Tra le tante persone intervistate dalla Ferrario, ci sono Paolo Rumiz – scrittore da sempre sensibile al rapporto con l’Oriente -, Antonia Aslan – scrittrice che, ad un certo punto, ha scoperto dentro di sé la vicenda armena -, Pap Khouma – scrittore di origine senegalese, italiano per adozione -, Uliano Lucas – fotoreporter che ha a lungo messo a fuoco gli “ultimi” attraverso il suo obiettivo. Ciascuno di essi porta un punto di vista inedito e personale che va ad arricchire uno stimolante mosaico che va a definire l’idea di confine e l’azione dello sconfinare. Si parla di identità, di pelle, di narratori, di cultura, di Europa. Come spiega l’autrice stessa, “questa è la storia di un viaggio. Come tutti i viaggi è nato da un’idea: la voglia di esplorare un luogo in cui si è stati e in cui ci si trova ogni giorno, in cui pare di muoversi a proprio agio, di conoscerne strade e scorciatoie. Un luogo tanto comune a tutti da divenire insignificante, in senso etimologico. Il confine.” Quale momento più adatto di questo per riflettere su cos’è il confine per ciascuno di noi?

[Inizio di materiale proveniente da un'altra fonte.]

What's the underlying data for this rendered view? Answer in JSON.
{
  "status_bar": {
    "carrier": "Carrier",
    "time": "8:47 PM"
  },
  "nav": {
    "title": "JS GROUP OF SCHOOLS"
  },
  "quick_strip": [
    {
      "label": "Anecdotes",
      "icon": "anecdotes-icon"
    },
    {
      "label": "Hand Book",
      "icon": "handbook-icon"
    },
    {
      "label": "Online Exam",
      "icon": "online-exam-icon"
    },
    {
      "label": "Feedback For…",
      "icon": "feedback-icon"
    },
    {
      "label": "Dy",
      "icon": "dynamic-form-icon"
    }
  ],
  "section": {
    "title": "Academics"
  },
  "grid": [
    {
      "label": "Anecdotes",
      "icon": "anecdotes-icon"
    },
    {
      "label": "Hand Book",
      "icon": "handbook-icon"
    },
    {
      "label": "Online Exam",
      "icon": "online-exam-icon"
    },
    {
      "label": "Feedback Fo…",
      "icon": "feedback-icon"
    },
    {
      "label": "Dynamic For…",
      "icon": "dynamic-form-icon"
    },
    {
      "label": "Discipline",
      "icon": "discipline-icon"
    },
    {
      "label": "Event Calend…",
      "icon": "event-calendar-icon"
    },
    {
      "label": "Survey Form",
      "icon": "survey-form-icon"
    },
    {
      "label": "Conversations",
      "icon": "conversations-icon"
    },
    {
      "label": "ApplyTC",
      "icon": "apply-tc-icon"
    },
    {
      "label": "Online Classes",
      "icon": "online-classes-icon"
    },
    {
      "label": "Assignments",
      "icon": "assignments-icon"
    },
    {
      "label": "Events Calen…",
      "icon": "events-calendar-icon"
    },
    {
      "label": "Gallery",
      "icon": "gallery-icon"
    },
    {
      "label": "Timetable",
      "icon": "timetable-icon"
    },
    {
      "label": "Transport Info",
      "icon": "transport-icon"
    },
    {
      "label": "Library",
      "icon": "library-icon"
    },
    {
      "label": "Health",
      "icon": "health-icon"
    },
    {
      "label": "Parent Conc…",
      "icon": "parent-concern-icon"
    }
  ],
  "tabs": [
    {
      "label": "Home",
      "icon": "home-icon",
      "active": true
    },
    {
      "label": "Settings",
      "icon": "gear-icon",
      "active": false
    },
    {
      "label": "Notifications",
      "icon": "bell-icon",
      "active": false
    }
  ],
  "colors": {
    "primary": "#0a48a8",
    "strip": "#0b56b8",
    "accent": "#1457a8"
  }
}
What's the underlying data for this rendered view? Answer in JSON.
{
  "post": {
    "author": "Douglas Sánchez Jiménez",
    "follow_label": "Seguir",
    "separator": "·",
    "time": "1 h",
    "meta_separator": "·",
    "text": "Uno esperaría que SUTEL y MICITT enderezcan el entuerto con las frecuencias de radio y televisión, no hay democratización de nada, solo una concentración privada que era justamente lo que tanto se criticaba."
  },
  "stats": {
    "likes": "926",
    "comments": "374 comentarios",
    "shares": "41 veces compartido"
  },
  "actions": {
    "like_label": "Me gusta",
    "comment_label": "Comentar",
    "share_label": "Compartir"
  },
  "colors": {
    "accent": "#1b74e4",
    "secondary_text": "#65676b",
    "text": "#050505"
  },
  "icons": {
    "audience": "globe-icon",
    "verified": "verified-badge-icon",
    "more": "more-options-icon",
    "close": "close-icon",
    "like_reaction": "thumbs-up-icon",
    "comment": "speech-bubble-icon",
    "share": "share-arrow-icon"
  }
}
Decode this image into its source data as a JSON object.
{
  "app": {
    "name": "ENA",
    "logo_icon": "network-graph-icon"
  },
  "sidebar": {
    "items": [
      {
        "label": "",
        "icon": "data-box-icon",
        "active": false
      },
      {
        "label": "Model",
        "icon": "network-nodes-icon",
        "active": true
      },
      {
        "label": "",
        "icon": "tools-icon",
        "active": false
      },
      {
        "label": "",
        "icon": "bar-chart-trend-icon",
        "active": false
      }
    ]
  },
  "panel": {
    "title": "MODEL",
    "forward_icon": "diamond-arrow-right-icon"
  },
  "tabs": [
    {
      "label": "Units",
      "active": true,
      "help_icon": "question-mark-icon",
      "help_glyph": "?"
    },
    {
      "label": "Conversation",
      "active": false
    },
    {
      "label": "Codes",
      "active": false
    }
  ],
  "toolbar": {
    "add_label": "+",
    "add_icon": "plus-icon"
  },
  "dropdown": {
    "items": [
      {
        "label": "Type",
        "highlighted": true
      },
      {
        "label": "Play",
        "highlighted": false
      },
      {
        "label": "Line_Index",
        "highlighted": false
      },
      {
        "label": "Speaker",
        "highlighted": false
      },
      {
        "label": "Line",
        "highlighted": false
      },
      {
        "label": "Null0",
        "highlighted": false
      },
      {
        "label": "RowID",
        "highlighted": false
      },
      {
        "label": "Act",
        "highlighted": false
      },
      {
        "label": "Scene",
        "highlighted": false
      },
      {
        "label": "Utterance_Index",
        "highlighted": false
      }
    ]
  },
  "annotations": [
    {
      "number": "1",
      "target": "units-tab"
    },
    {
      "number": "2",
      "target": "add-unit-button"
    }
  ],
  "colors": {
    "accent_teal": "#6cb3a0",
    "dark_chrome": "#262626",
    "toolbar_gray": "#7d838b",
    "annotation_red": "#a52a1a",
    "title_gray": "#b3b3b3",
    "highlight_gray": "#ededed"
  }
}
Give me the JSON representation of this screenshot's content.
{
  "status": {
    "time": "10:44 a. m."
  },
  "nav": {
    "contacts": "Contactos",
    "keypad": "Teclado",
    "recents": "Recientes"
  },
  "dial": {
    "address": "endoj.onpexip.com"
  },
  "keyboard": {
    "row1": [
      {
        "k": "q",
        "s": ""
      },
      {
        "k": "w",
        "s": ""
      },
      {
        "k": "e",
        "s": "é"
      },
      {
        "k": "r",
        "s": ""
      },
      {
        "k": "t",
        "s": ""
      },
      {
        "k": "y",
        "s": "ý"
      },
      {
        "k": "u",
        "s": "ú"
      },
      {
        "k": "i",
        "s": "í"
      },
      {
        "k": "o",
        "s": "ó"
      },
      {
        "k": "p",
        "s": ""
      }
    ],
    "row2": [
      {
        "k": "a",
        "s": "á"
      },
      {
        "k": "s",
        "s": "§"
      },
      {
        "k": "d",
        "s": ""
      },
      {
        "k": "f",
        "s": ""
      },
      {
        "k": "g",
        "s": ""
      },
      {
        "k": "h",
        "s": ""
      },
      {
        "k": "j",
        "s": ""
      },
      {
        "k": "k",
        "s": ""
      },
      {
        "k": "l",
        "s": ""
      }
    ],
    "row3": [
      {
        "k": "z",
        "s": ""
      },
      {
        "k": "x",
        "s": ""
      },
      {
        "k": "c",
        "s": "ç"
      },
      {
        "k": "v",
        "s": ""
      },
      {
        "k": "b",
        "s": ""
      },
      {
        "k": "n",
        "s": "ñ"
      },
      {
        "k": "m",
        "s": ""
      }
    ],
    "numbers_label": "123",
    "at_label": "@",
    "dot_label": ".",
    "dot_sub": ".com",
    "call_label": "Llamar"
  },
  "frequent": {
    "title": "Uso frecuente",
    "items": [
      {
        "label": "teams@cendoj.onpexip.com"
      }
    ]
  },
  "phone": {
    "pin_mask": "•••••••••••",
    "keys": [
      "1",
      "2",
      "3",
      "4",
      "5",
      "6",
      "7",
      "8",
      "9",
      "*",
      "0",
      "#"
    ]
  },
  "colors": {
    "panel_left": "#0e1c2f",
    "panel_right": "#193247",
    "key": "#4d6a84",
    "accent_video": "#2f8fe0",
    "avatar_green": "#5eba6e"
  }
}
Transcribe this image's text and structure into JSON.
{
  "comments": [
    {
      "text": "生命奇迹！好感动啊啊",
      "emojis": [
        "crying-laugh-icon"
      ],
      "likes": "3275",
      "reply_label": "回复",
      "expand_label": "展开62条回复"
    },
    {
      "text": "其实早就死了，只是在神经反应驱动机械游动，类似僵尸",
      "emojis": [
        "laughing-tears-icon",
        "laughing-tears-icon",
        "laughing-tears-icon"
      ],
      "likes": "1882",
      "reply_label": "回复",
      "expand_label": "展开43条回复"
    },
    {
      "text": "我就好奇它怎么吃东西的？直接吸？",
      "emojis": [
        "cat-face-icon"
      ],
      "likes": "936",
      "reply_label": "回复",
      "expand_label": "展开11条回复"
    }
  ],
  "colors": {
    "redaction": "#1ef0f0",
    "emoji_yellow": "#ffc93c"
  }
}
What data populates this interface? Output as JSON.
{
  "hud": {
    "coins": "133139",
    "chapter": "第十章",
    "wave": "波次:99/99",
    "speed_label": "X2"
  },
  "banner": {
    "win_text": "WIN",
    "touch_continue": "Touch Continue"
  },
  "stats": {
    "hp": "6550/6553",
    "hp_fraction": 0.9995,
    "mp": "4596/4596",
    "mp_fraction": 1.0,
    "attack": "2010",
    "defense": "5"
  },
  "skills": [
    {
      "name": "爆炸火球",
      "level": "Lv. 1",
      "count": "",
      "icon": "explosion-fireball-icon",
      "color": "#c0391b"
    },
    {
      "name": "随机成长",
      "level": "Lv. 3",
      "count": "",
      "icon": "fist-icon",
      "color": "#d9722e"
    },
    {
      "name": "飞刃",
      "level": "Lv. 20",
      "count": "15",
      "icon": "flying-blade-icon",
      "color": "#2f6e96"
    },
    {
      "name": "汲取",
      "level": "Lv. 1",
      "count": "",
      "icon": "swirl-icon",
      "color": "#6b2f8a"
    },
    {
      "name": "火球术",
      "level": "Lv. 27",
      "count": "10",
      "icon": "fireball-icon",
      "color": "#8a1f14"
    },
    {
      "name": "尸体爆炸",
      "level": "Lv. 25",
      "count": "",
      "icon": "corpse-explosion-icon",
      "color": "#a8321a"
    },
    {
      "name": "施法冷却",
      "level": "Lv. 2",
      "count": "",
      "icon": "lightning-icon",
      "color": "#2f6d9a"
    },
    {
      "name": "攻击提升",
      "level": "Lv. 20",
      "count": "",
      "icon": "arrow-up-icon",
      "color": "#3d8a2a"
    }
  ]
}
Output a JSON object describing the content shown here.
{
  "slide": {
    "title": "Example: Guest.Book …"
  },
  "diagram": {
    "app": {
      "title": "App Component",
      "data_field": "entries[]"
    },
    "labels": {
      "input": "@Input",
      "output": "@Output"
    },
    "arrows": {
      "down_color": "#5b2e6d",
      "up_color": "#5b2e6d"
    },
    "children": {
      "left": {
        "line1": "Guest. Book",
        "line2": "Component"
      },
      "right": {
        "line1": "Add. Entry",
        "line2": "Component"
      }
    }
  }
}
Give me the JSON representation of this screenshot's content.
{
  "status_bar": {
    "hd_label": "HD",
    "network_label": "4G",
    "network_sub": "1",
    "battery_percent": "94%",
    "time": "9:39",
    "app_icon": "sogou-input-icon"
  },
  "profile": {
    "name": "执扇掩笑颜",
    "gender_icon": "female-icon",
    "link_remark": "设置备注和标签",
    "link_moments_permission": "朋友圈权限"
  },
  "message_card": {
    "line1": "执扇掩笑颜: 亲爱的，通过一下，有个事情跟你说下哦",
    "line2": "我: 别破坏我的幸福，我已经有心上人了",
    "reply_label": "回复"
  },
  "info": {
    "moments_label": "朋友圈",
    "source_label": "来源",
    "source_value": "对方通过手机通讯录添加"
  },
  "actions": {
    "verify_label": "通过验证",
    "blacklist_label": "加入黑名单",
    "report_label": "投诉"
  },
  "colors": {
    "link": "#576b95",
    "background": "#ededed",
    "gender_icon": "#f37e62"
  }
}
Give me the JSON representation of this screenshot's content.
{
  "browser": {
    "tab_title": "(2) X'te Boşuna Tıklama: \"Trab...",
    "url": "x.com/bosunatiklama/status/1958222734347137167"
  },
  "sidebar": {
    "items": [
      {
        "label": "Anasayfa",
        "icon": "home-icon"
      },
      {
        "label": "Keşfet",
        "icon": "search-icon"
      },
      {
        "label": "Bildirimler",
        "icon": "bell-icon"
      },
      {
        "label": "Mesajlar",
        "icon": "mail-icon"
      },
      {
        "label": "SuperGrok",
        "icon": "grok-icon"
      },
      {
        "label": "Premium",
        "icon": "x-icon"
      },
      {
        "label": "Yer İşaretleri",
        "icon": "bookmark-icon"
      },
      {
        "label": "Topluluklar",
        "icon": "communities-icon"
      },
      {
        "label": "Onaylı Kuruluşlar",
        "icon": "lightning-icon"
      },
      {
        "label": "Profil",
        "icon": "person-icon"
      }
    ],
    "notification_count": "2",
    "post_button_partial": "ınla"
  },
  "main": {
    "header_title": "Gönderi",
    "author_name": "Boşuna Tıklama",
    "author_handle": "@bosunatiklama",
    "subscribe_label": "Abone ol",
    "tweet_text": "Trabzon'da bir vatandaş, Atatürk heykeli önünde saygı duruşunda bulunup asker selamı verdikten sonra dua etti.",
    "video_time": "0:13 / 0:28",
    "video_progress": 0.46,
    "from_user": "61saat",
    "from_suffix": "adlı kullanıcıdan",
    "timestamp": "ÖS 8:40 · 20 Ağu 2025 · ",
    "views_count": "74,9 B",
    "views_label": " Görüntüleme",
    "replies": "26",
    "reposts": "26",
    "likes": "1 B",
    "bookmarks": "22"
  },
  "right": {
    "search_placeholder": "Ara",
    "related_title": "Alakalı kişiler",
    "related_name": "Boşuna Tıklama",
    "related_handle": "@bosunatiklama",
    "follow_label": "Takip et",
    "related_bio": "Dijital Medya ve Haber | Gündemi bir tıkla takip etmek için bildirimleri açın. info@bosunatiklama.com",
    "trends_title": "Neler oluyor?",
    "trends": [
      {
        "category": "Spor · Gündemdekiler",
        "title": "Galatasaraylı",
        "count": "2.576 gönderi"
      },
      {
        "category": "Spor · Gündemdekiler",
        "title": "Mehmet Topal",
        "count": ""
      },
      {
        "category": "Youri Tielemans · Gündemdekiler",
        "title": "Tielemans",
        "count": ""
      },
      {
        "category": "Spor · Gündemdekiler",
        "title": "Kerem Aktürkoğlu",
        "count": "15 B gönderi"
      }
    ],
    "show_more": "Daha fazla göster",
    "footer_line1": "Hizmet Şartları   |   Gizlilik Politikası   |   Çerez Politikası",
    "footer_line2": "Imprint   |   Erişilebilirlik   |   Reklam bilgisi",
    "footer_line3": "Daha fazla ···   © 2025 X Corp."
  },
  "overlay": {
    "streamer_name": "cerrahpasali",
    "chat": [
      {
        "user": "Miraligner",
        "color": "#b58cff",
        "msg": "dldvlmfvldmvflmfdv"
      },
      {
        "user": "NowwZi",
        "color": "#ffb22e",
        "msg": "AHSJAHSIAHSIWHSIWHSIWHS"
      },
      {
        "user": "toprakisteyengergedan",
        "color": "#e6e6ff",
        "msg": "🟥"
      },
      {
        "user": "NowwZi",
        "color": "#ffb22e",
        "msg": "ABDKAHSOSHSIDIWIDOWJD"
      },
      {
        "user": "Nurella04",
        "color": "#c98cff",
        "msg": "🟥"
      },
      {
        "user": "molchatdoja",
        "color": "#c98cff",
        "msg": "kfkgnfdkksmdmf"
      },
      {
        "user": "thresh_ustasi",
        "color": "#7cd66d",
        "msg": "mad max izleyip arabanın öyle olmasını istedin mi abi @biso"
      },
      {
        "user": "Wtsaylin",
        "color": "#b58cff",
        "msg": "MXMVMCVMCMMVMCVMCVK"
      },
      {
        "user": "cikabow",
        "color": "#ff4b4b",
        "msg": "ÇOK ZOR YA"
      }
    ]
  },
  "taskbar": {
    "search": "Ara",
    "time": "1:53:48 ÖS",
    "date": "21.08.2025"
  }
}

Sorpresa! Mentre stavo scrivendo l’articolo, mi sono trovata casualmente a parlare di libri anche con un altro redattore di The Bottom Up, Andrea Zoboli, che mi raccontava di un libro letto da poco che, a tutti gli effetti, contribuisce a farci sentire più empatici e più umani. Abbiamo deciso, quindi, di aggiungerlo a questa lista. Gli ho chiesto di parlarne – perché io non l’ho (ancora) letto – ed ecco qui un quinto titolo da quarantena per voi.

Angela Caporale

Indice medio di felicità, statistiche di vita con David Machado

A dispetto di quanto potrebbe suggerire il titolo, quello di David Machado (edito da Neri Pozza nel 2015) non è un saggio, ma un romanzo che ci porta sulle orme di Daniel, padre di famiglia portoghese costretto a vendere aspirapolveri per poter sostenere le rate del mutuo di una casa nella Lisbona della crisi, da cui la moglie Marta se n’è andata insieme ai figli adolescenti, per tornare al paese, a lavorare nel bar del padre.  Daniel ha due amici: Almodôvar, finito in galera per aver tentato maldestramente di rapinare una stazione di servizio, e Xavier, che non esce di casa da anni e se lo fa è, probabilmente, per gettarsi sotto un treno.

Licenziato dall’agenzia turistica dove lavorava, Daniel è l’emblema della determinazione ingenua e dell’incrollabile (e mal riposta) speranza: ha un Piano, scritto su un quaderno nero, e sa che se lo seguirà pedissequamente, le cose torneranno a posto, per lui e per la famiglia. “Quello stronzo di Xavier” invece “il tipo più infelice di questa città, l’uomo dall’anima nera, fa il guru della felicità“: il suo “indice medio di felicità” raccoglie le risposte di tutti i Paesi del mondo ad una semplice domanda: “in una scala da 0 a 10, quanto si sente soddisfatto, complessivamente, della sua vita?”.
E infine c’è il social network ideato da Almodôvar, dove chi ha bisogno d’aiuto può trovare persone disposte ad aiutare, che dopo anni riceve un messaggio. Un’anziana in carrozzella che vive a Ginevra cerca benefattori che la aiutino a raggiungere il fratello in ospedale a Marsiglia. E così, da Lisbona, Daniel e la sua disperata tribù partono in suo soccorso, benché nessuno più di loro avrebbe diritto di reclamare aiuto: su quel furgone a nove posti senza assicurazione l’indice medio di felicità è veramente basso. Eppure si parte, perché lo si deve al vecchio sogno di una vecchia amicizia. A proposito di empatia…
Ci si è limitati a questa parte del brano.